[Date Prev][Date Next][Subject Prev][Subject Next][
Date Index][
Subject Index]
Xywrite antiques
- Subject: Xywrite antiques
- From: Myron Gochnauer goch@xxxxxxxx
- Date: Wed, 09 May 2001 07:42:16 -0300
Some of you may recall that a year or two ago I accidentally uploaded
XyWrite II+ to the entire list! I don't know whether it is still
archived somewhere. Does anyone have an earlier version they would be
willing to share? (For private use and study, of course...)
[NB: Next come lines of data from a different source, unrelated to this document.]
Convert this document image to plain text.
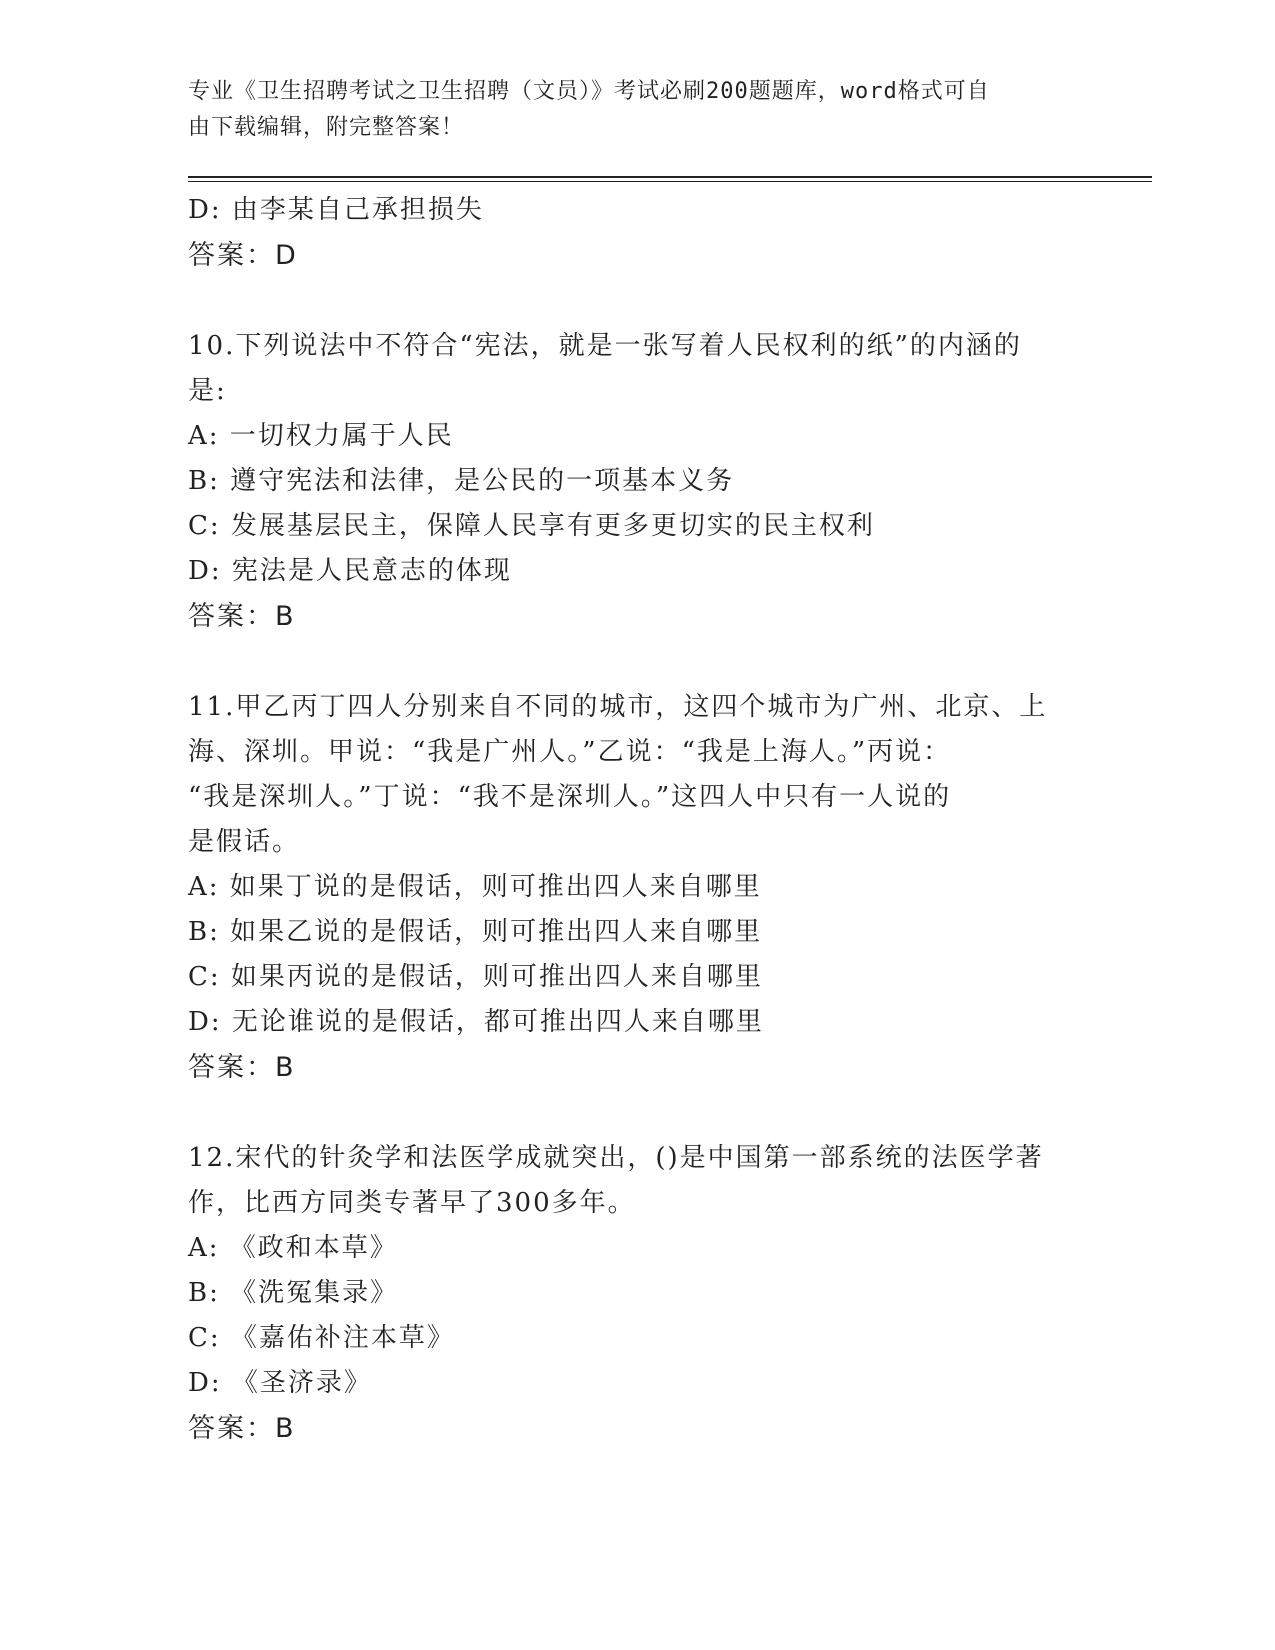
专业《卫生招聘考试之卫生招聘（文员）》考试必刷200题题库，word格式可自
由下载编辑，附完整答案！

D: 由李某自己承担损失

答案：D

10.下列说法中不符合“宪法，就是一张写着人民权利的纸”的内涵的

是:

A: 一切权力属于人民

B: 遵守宪法和法律，是公民的一项基本义务

C: 发展基层民主，保障人民享有更多更切实的民主权利

D: 宪法是人民意志的体现

答案：B

11.甲乙丙丁四人分别来自不同的城市，这四个城市为广州、北京、上

海、深圳。甲说：“我是广州人。”乙说：“我是上海人。”丙说：

“我是深圳人。”丁说：“我不是深圳人。”这四人中只有一人说的

是假话。

A: 如果丁说的是假话，则可推出四人来自哪里

B: 如果乙说的是假话，则可推出四人来自哪里

C: 如果丙说的是假话，则可推出四人来自哪里

D: 无论谁说的是假话，都可推出四人来自哪里

答案：B

12.宋代的针灸学和法医学成就突出，()是中国第一部系统的法医学著

作，比西方同类专著早了300多年。

A: 《政和本草》

B: 《洗冤集录》

C: 《嘉佑补注本草》

D: 《圣济录》

答案：B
II+ ran on a Pentium class machine, but the screen updating was
noticeably slow. It acted rather like it does on my still-functionging
286 computer --- slower than III+.
Myron
P.S. Rather off the list topic, but still relevant (given XyWrite's
fade into history): Any opinions on how copyright should be treated for
the collecting and historical study of old computer programs??? It seems
plausible that someone might want to collect all versions of something
like XyWrite or Word Perfect. Aside from the intrinsic interest, there
might be historical concerns as well: Are there coding differences that
can be correlated to social, economic or enterprise events? I would love
to see a PhD thesis on the impact of the Microsoft/WordPerfect
competition on wordprocessing features, coding, performance, marketplace
expectation, etc. Why, for example, did Word Perfect go from the elegant
version 4.2 to increasing bloated, slow, buggy versions 5.0--->9? or is
it now 10? Computer programs are, after all, social "artifacts" that
reflect the cultures that create them. What does the dominance and
nature of Microsoft word tell us about US society? How would
wordprocessors differ if some other country were the dominant player in
the market? Japanese, German, British... Or if women dominated software
design and programming? aaahhh... enough already. I just finished
marking final exams (law -- evidence) and I'm a bit punchy.